ETL is a type of data integration that refers to the three steps (extract, transform, load) used to blend data from multiple sources.

It’s often used to build a data warehouse.

ETL is a process that extracts the data from different source systems, then transforms the data (like applying calculations, concatenations, etc.) and finally loads the data into the Data Warehouse system.

It’s tempting to think a creating a Data warehouse is simply extracting data from multiple sources and loading into database of a Data warehouse.

This is far from the truth and requires a complex ETL process.

The ETL process requires active inputs from various stakeholders including developers, analysts, testers, top executives and is technically challenging.

In order to maintain its value as a tool for decision-makers, Data warehouse system needs to change with business changes.

ETL is a recurring activity (daily, weekly, monthly) of a Data warehouse system and needs to be agile, automated, and well documented.

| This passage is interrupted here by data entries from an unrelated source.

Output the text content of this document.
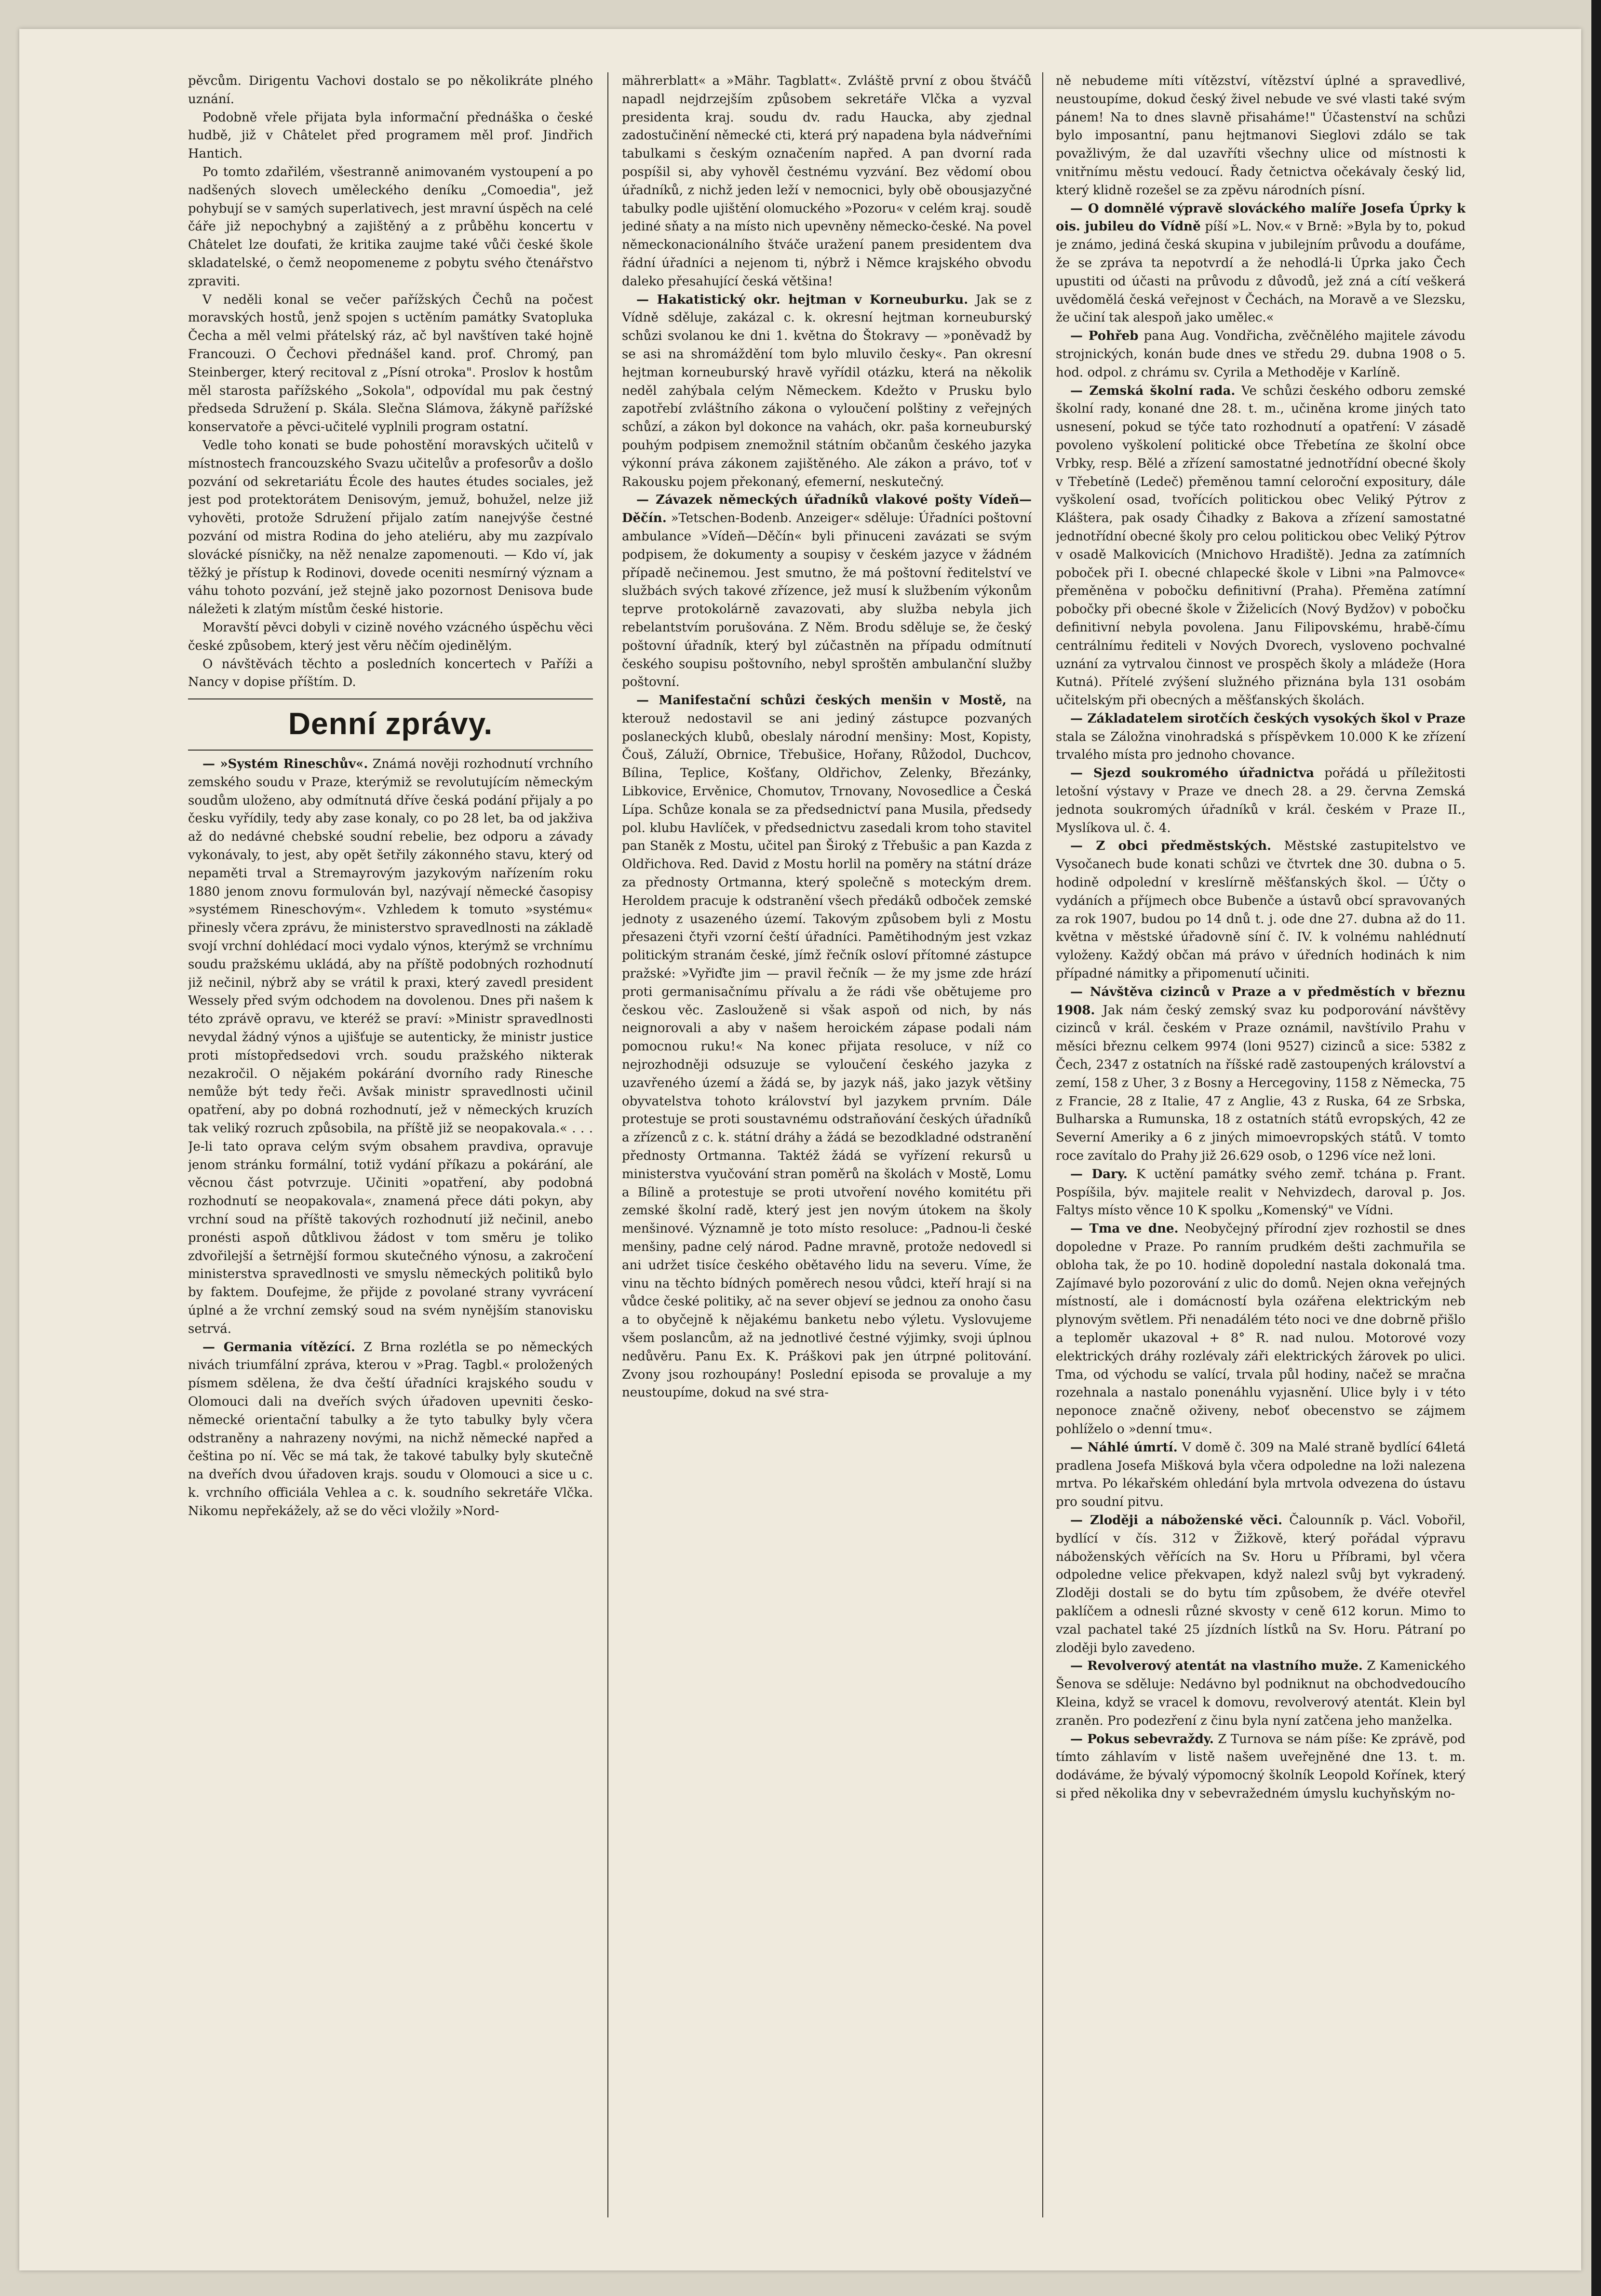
pěvcům. Dirigentu Vachovi dostalo se po několikráte plného uznání.

Podobně vřele přijata byla informační přednáška o české hudbě, již v Châtelet před programem měl prof. Jindřich Hantich.

Po tomto zdařilém, všestranně animovaném vystoupení a po nadšených slovech uměleckého deníku „Comoedia", jež pohybují se v samých superlativech, jest mravní úspěch na celé čáře již nepochybný a zajištěný a z průběhu koncertu v Châtelet lze doufati, že kritika zaujme také vůči české škole skladatelské, o čemž neopomeneme z pobytu svého čtenářstvo zpraviti.

V neděli konal se večer pařížských Čechů na počest moravských hostů, jenž spojen s uctěním památky Svatopluka Čecha a měl velmi přátelský ráz, ač byl navštíven také hojně Francouzi. O Čechovi přednášel kand. prof. Chromý, pan Steinberger, který recitoval z „Písní otroka". Proslov k hostům měl starosta pařížského „Sokola", odpovídal mu pak čestný předseda Sdružení p. Skála. Slečna Slámova, žákyně pařížské konservatoře a pěvci-učitelé vyplnili program ostatní.

Vedle toho konati se bude pohostění moravských učitelů v místnostech francouzského Svazu učitelův a profesorův a došlo pozvání od sekretariátu École des hautes études sociales, jež jest pod protektorátem Denisovým, jemuž, bohužel, nelze již vyhověti, protože Sdružení přijalo zatím nanejvýše čestné pozvání od mistra Rodina do jeho ateliéru, aby mu zazpívalo slovácké písničky, na něž nenalze zapomenouti. — Kdo ví, jak těžký je přístup k Rodinovi, dovede oceniti nesmírný význam a váhu tohoto pozvání, jež stejně jako pozornost Denisova bude náležeti k zlatým místům české historie.

Moravští pěvci dobyli v cizině nového vzácného úspěchu věci české způsobem, který jest věru něčím ojedinělým.

O návštěvách těchto a posledních koncertech v Paříži a Nancy v dopise příštím. D.

Denní zprávy.

— »Systém Rineschův«. Známá nověji rozhodnutí vrchního zemského soudu v Praze, kterýmiž se revolutujícím německým soudům uloženo, aby odmítnutá dříve česká podání přijaly a po česku vyřídily, tedy aby zase konaly, co po 28 let, ba od jakživa až do nedávné chebské soudní rebelie, bez odporu a závady vykonávaly, to jest, aby opět šetřily zákonného stavu, který od nepaměti trval a Stremayrovým jazykovým nařízením roku 1880 jenom znovu formulován byl, nazývají německé časopisy »systémem Rineschovým«. Vzhledem k tomuto »systému« přinesly včera zprávu, že ministerstvo spravedlnosti na základě svojí vrchní dohlédací moci vydalo výnos, kterýmž se vrchnímu soudu pražskému ukládá, aby na příště podobných rozhodnutí již nečinil, nýbrž aby se vrátil k praxi, který zavedl president Wessely před svým odchodem na dovolenou. Dnes při našem k této zprávě opravu, ve kteréž se praví: »Ministr spravedlnosti nevydal žádný výnos a ujišťuje se autenticky, že ministr justice proti místopředsedovi vrch. soudu pražského nikterak nezakročil. O nějakém pokárání dvorního rady Rinesche nemůže být tedy řeči. Avšak ministr spravedlnosti učinil opatření, aby po dobná rozhodnutí, jež v německých kruzích tak veliký rozruch způsobila, na příště již se neopakovala.« . . . Je-li tato oprava celým svým obsahem pravdiva, opravuje jenom stránku formální, totiž vydání příkazu a pokárání, ale věcnou část potvrzuje. Učiniti »opatření, aby podobná rozhodnutí se neopakovala«, znamená přece dáti pokyn, aby vrchní soud na příště takových rozhodnutí již nečinil, anebo pronésti aspoň důtklivou žádost v tom směru je toliko zdvořilejší a šetrnější formou skutečného výnosu, a zakročení ministerstva spravedlnosti ve smyslu německých politiků bylo by faktem. Doufejme, že přijde z povolané strany vyvrácení úplné a že vrchní zemský soud na svém nynějším stanovisku setrvá.

— Germania vítězící. Z Brna rozlétla se po německých nivách triumfální zpráva, kterou v »Prag. Tagbl.« proložených písmem sdělena, že dva čeští úřadníci krajského soudu v Olomouci dali na dveřích svých úřadoven upevniti česko-německé orientační tabulky a že tyto tabulky byly včera odstraněny a nahrazeny novými, na nichž německé napřed a čeština po ní. Věc se má tak, že takové tabulky byly skutečně na dveřích dvou úřadoven krajs. soudu v Olomouci a sice u c. k. vrchního officiála Vehlea a c. k. soudního sekretáře Vlčka. Nikomu nepřekážely, až se do věci vložily »Nord-

mährerblatt« a »Mähr. Tagblatt«. Zvláště první z obou štváčů napadl nejdrzejším způsobem sekretáře Vlčka a vyzval presidenta kraj. soudu dv. radu Haucka, aby zjednal zadostučinění německé cti, která prý napadena byla nádveřními tabulkami s českým označením napřed. A pan dvorní rada pospíšil si, aby vyhověl čestnému vyzvání. Bez vědomí obou úřadníků, z nichž jeden leží v nemocnici, byly obě obousjazyčné tabulky podle ujištění olomuckého »Pozoru« v celém kraj. soudě jediné sňaty a na místo nich upevněny německo-české. Na povel německonacionálního štváče uražení panem presidentem dva řádní úřadníci a nejenom ti, nýbrž i Němce krajského obvodu daleko přesahující česká většina!

— Hakatistický okr. hejtman v Korneuburku. Jak se z Vídně sděluje, zakázal c. k. okresní hejtman korneuburský schůzi svolanou ke dni 1. května do Štokravy — »poněvadž by se asi na shromáždění tom bylo mluvilo česky«. Pan okresní hejtman korneuburský hravě vyřídil otázku, která na několik neděl zahýbala celým Německem. Kdežto v Prusku bylo zapotřebí zvláštního zákona o vyloučení polštiny z veřejných schůzí, a zákon byl dokonce na vahách, okr. paša korneuburský pouhým podpisem znemožnil státním občanům českého jazyka výkonní práva zákonem zajištěného. Ale zákon a právo, toť v Rakousku pojem překonaný, efemerní, neskutečný.

— Závazek německých úřadníků vlakové pošty Vídeň—Děčín. »Tetschen-Bodenb. Anzeiger« sděluje: Úřadníci poštovní ambulance »Vídeň—Děčín« byli přinuceni zavázati se svým podpisem, že dokumenty a soupisy v českém jazyce v žádném případě nečinemou. Jest smutno, že má poštovní ředitelství ve službách svých takové zřízence, jež musí k službením výkonům teprve protokolárně zavazovati, aby služba nebyla jich rebelantstvím porušována. Z Něm. Brodu sděluje se, že český poštovní úřadník, který byl zúčastněn na případu odmítnutí českého soupisu poštovního, nebyl sproštěn ambulanční služby poštovní.

— Manifestační schůzi českých menšin v Mostě, na kterouž nedostavil se ani jediný zástupce pozvaných poslaneckých klubů, obeslaly národní menšiny: Most, Kopisty, Čouš, Záluží, Obrnice, Třebušice, Hořany, Růžodol, Duchcov, Bílina, Teplice, Košťany, Oldřichov, Zelenky, Březánky, Libkovice, Ervěnice, Chomutov, Trnovany, Novosedlice a Česká Lípa. Schůze konala se za předsednictví pana Musila, předsedy pol. klubu Havlíček, v předsednictvu zasedali krom toho stavitel pan Staněk z Mostu, učitel pan Široký z Třebušic a pan Kazda z Oldřichova. Red. David z Mostu horlil na poměry na státní dráze za přednosty Ortmanna, který společně s moteckým drem. Heroldem pracuje k odstranění všech předáků odboček zemské jednoty z usazeného území. Takovým způsobem byli z Mostu přesazeni čtyři vzorní čeští úřadníci. Pamětihodným jest vzkaz politickým stranám české, jímž řečník osloví přítomné zástupce pražské: »Vyřiďte jim — pravil řečník — že my jsme zde hrází proti germanisačnímu přívalu a že rádi vše obětujeme pro českou věc. Zaslouženě si však aspoň od nich, by nás neignorovali a aby v našem heroickém zápase podali nám pomocnou ruku!« Na konec přijata resoluce, v níž co nejrozhodněji odsuzuje se vyloučení českého jazyka z uzavřeného území a žádá se, by jazyk náš, jako jazyk většiny obyvatelstva tohoto království byl jazykem prvním. Dále protestuje se proti soustavnému odstraňování českých úřadníků a zřízenců z c. k. státní dráhy a žádá se bezodkladné odstranění přednosty Ortmanna. Taktéž žádá se vyřízení rekursů u ministerstva vyučování stran poměrů na školách v Mostě, Lomu a Bílině a protestuje se proti utvoření nového komitétu při zemské školní radě, který jest jen novým útokem na školy menšinové. Významně je toto místo resoluce: „Padnou-li české menšiny, padne celý národ. Padne mravně, protože nedovedl si ani udržet tisíce českého obětavého lidu na severu. Víme, že vinu na těchto bídných poměrech nesou vůdci, kteří hrají si na vůdce české politiky, ač na sever objeví se jednou za onoho času a to obyčejně k nějakému banketu nebo výletu. Vyslovujeme všem poslancům, až na jednotlivé čestné výjimky, svoji úplnou nedůvěru. Panu Ex. K. Práškovi pak jen útrpné politování. Zvony jsou rozhoupány! Poslední episoda se provaluje a my neustoupíme, dokud na své stra-

ně nebudeme míti vítězství, vítězství úplné a spravedlivé, neustoupíme, dokud český živel nebude ve své vlasti také svým pánem! Na to dnes slavně přisaháme!" Účastenství na schůzi bylo imposantní, panu hejtmanovi Sieglovi zdálo se tak považlivým, že dal uzavříti všechny ulice od místnosti k vnitřnímu městu vedoucí. Řady četnictva očekávaly český lid, který klidně rozešel se za zpěvu národních písní.

— O domnělé výpravě slováckého malíře Josefa Úprky k ois. jubileu do Vídně píší »L. Nov.« v Brně: »Byla by to, pokud je známo, jediná česká skupina v jubilejním průvodu a doufáme, že se zpráva ta nepotvrdí a že nehodlá-li Úprka jako Čech upustiti od účasti na průvodu z důvodů, jež zná a cítí veškerá uvědomělá česká veřejnost v Čechách, na Moravě a ve Slezsku, že učiní tak alespoň jako umělec.«

— Pohřeb pana Aug. Vondřicha, zvěčnělého majitele závodu strojnických, konán bude dnes ve středu 29. dubna 1908 o 5. hod. odpol. z chrámu sv. Cyrila a Methoděje v Karlíně.

— Zemská školní rada. Ve schůzi českého odboru zemské školní rady, konané dne 28. t. m., učiněna krome jiných tato usnesení, pokud se týče tato rozhodnutí a opatření: V zásadě povoleno vyškolení politické obce Třebetína ze školní obce Vrbky, resp. Bělé a zřízení samostatné jednotřídní obecné školy v Třebetíně (Ledeč) přeměnou tamní celoroční expositury, dále vyškolení osad, tvořících politickou obec Veliký Pýtrov z Kláštera, pak osady Čihadky z Bakova a zřízení samostatné jednotřídní obecné školy pro celou politickou obec Veliký Pýtrov v osadě Malkovicích (Mnichovo Hradiště). Jedna za zatímních poboček při I. obecné chlapecké škole v Libni »na Palmovce« přeměněna v pobočku definitivní (Praha). Přeměna zatímní pobočky při obecné škole v Žiželicích (Nový Bydžov) v pobočku definitivní nebyla povolena. Janu Filipovskému, hrabě-čímu centrálnímu řediteli v Nových Dvorech, vysloveno pochvalné uznání za vytrvalou činnost ve prospěch školy a mládeže (Hora Kutná). Přítelé zvýšení služného přiznána byla 131 osobám učitelským při obecných a měšťanských školách.

— Základatelem sirotčích českých vysokých škol v Praze stala se Záložna vinohradská s příspěvkem 10.000 K ke zřízení trvalého místa pro jednoho chovance.

— Sjezd soukromého úřadnictva pořádá u příležitosti letošní výstavy v Praze ve dnech 28. a 29. června Zemská jednota soukromých úřadníků v král. českém v Praze II., Myslíkova ul. č. 4.

— Z obci předměstských. Městské zastupitelstvo ve Vysočanech bude konati schůzi ve čtvrtek dne 30. dubna o 5. hodině odpolední v kreslírně měšťanských škol. — Účty o vydáních a příjmech obce Bubenče a ústavů obcí spravovaných za rok 1907, budou po 14 dnů t. j. ode dne 27. dubna až do 11. května v městské úřadovně síní č. IV. k volnému nahlédnutí vyloženy. Každý občan má právo v úředních hodinách k nim případné námitky a připomenutí učiniti.

— Návštěva cizinců v Praze a v předměstích v březnu 1908. Jak nám český zemský svaz ku podporování návštěvy cizinců v král. českém v Praze oznámil, navštívilo Prahu v měsíci březnu celkem 9974 (loni 9527) cizinců a sice: 5382 z Čech, 2347 z ostatních na říšské radě zastoupených království a zemí, 158 z Uher, 3 z Bosny a Hercegoviny, 1158 z Německa, 75 z Francie, 28 z Italie, 47 z Anglie, 43 z Ruska, 64 ze Srbska, Bulharska a Rumunska, 18 z ostatních států evropských, 42 ze Severní Ameriky a 6 z jiných mimoevropských států. V tomto roce zavítalo do Prahy již 26.629 osob, o 1296 více než loni.

— Dary. K uctění památky svého zemř. tchána p. Frant. Pospíšila, býv. majitele realit v Nehvizdech, daroval p. Jos. Faltys místo věnce 10 K spolku „Komenský" ve Vídni.

— Tma ve dne. Neobyčejný přírodní zjev rozhostil se dnes dopoledne v Praze. Po ranním prudkém dešti zachmuřila se obloha tak, že po 10. hodině dopolední nastala dokonalá tma. Zajímavé bylo pozorování z ulic do domů. Nejen okna veřejných místností, ale i domácností byla ozářena elektrickým neb plynovým světlem. Při nenadálém této noci ve dne dobrně přišlo a teploměr ukazoval + 8° R. nad nulou. Motorové vozy elektrických dráhy rozlévaly záři elektrických žárovek po ulici. Tma, od východu se valící, trvala půl hodiny, načež se mračna rozehnala a nastalo ponenáhlu vyjasnění. Ulice byly i v této neponoce značně oživeny, neboť obecenstvo se zájmem pohlíželo o »denní tmu«.

— Náhlé úmrtí. V domě č. 309 na Malé straně bydlící 64letá pradlena Josefa Mišková byla včera odpoledne na loži nalezena mrtva. Po lékařském ohledání byla mrtvola odvezena do ústavu pro soudní pitvu.

— Zloději a náboženské věci. Čalounník p. Václ. Vobořil, bydlící v čís. 312 v Žižkově, který pořádal výpravu náboženských věřících na Sv. Horu u Příbrami, byl včera odpoledne velice překvapen, když nalezl svůj byt vykradený. Zloději dostali se do bytu tím způsobem, že dvéře otevřel paklíčem a odnesli různé skvosty v ceně 612 korun. Mimo to vzal pachatel také 25 jízdních lístků na Sv. Horu. Pátraní po zloději bylo zavedeno.

— Revolverový atentát na vlastního muže. Z Kamenického Šenova se sděluje: Nedávno byl podniknut na obchodvedoucího Kleina, když se vracel k domovu, revolverový atentát. Klein byl zraněn. Pro podezření z činu byla nyní zatčena jeho manželka.

— Pokus sebevraždy. Z Turnova se nám píše: Ke zprávě, pod tímto záhlavím v listě našem uveřejněné dne 13. t. m. dodáváme, že bývalý výpomocný školník Leopold Kořínek, který si před několika dny v sebevražedném úmyslu kuchyňským no-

ETL was created because data usually serves multiple purposes. For example:

  • Data about customers is important for tracking orders. A company needs to understand all of a customer’s recent orders so they can be fulfilled accurately. The system that manages customer orders might be SAP.
  • The same data is also used to understand buying patterns across all customers. For example, what products are selling the most quickly. Or, which product combinations are selling most effectively in each geography. The system that manages analytics might be a data warehouse.
  • The data is the same in both cases, but it is copied into different systems to serve each purpose. In this example, ETL moves the data from SAP to the data warehouse.

Types of ETL Tools

ETL tools have been around for over 30 years. As technology has evolved in that time, different types of solutions have entered the market.

There are several pure-play ETL vendors, such as Informatica, who specialize in ETL.

Other tools are offered by large software vendors, such as IBM, Oracle and Microsoft.

More recently, open source ETL tools and ETL cloud services have emerged.